Sunday, March 8, 2009

Jerusalem and Amman March 1-6

At the beginning of March I started a new round of international travel. The first hurdle to be overcome was getting an extension of residency from the Israeli Ministry of the Interior that would enable me to leave the country without a hassle at the border, since my three-month tourist visa had expired on February 10. Their approval came though in the nick of time and I got the necessary stamp in my new US passport on the morning of March 2. Within about an hour I was on my way to Jordan.

I arrived in Amman to attend the annual two-day conference on March 3-4 of the Arab Thought Forum, this year about “al-Quds fi Damir”, which translates clumsily as “Jerusalem in Conscience”. The Arab Thought Forum (Muntada al-Fikr al-‘Arabi) attracts an international Arab audience, and I was the only non-Arab in attendance. The two days were heavily focused on the contemporary political situation in Jerusalem, with Prince Hasan doing a lot of the talking. Again I was the odd-ball with my non-political ten-minute presentation in Arabic on research topics about the Islamic heritage of Jerusalem that warrant future attention, such as architectural documentation of Muslim buildings in the Old City and study of archival documents.

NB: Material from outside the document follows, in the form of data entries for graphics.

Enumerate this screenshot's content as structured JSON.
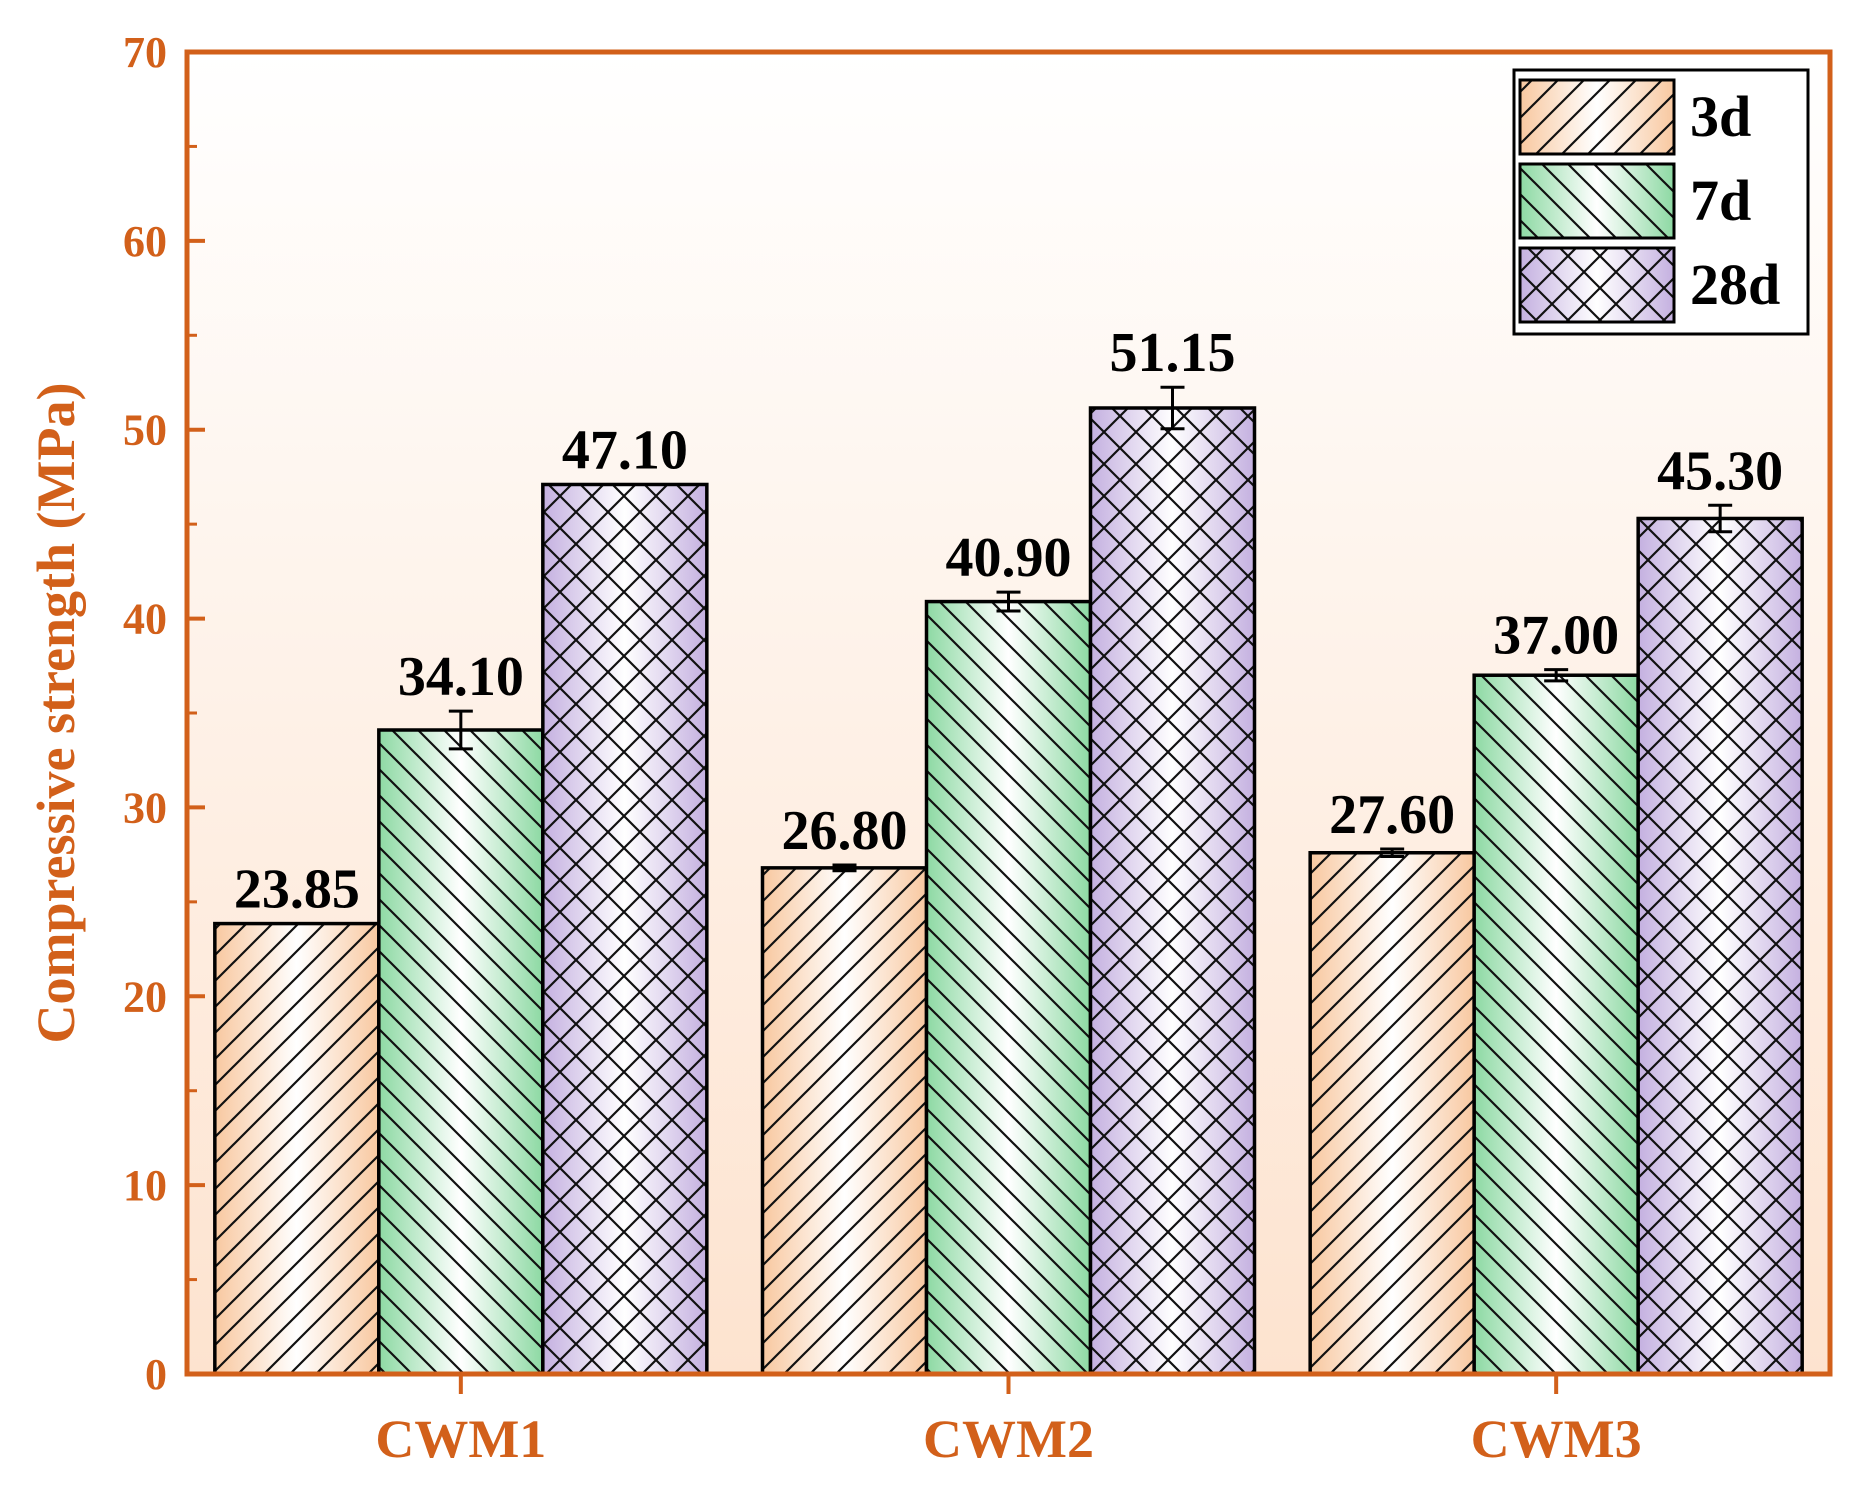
{
  "chart_data": {
    "type": "bar",
    "title": "",
    "xlabel": "",
    "ylabel": "Compressive strength (MPa)",
    "ylim": [
      0,
      70
    ],
    "yticks": [
      0,
      10,
      20,
      30,
      40,
      50,
      60,
      70
    ],
    "ytick_labels": [
      "0",
      "10",
      "20",
      "30",
      "40",
      "50",
      "60",
      "70"
    ],
    "categories": [
      "CWM1",
      "CWM2",
      "CWM3"
    ],
    "series": [
      {
        "name": "3d",
        "values": [
          23.85,
          26.8,
          27.6
        ],
        "labels": [
          "23.85",
          "26.80",
          "27.60"
        ],
        "errors": [
          0.0,
          0.15,
          0.2
        ],
        "color": "#f8c8a0",
        "pattern": "diag-up"
      },
      {
        "name": "7d",
        "values": [
          34.1,
          40.9,
          37.0
        ],
        "labels": [
          "34.10",
          "40.90",
          "37.00"
        ],
        "errors": [
          1.0,
          0.5,
          0.3
        ],
        "color": "#8dd9a3",
        "pattern": "diag-down"
      },
      {
        "name": "28d",
        "values": [
          47.1,
          51.15,
          45.3
        ],
        "labels": [
          "47.10",
          "51.15",
          "45.30"
        ],
        "errors": [
          0.0,
          1.1,
          0.7
        ],
        "color": "#c4b0e0",
        "pattern": "cross"
      }
    ],
    "legend_position": "top-right",
    "grid": false,
    "axis_color": "#d2601a",
    "background_top": "#ffffff",
    "background_bottom": "#fde3cf"
  }
}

One impression I received from my conversations with the other participants was how strong the idea has taken hold that denies any historical reality to the existence of an ancient Israelite state. It seems that David and Solomon, if not Abraham as well, were somewhere vaguely in the Arabian peninsula, but certainly not in the land of Canaan, which as everyone knows was inhabited by Arabs from the beginning. The failure of Israeli archaeologists to find any trace of Solomon’s temple in their excavations beneath the al-Aqsa Mosque is a source of ridicule, confirming that Jewish claims are bogus. The evidence for Jews in Second Temple times or the later Roman and Byzantine periods is of no interest. I have come across such ideas before, which I considered as representing a lunatic fringe, but it seems that these ideas are becoming more main stream, reflecting an embittered response to such Israeli actions as their recent decision to demolish numerous Arab houses in the Silwan neighborhood to expand the City of David archaeological park.

While in Amman I got my visa for Saudi Arabia, which was waiting for me in the Saudi consulate (stamped into my second US passport with no Israeli stamps), and got my ten-year visa for India transferred from my old passport to my new one. So the last bureaucratic arrangements for the rest of my trip fell into place. After spending a day at ACOR, the American research center in Amman, I left on a flight to Riyadh on March 6 to attend the Riyadh Book Fair.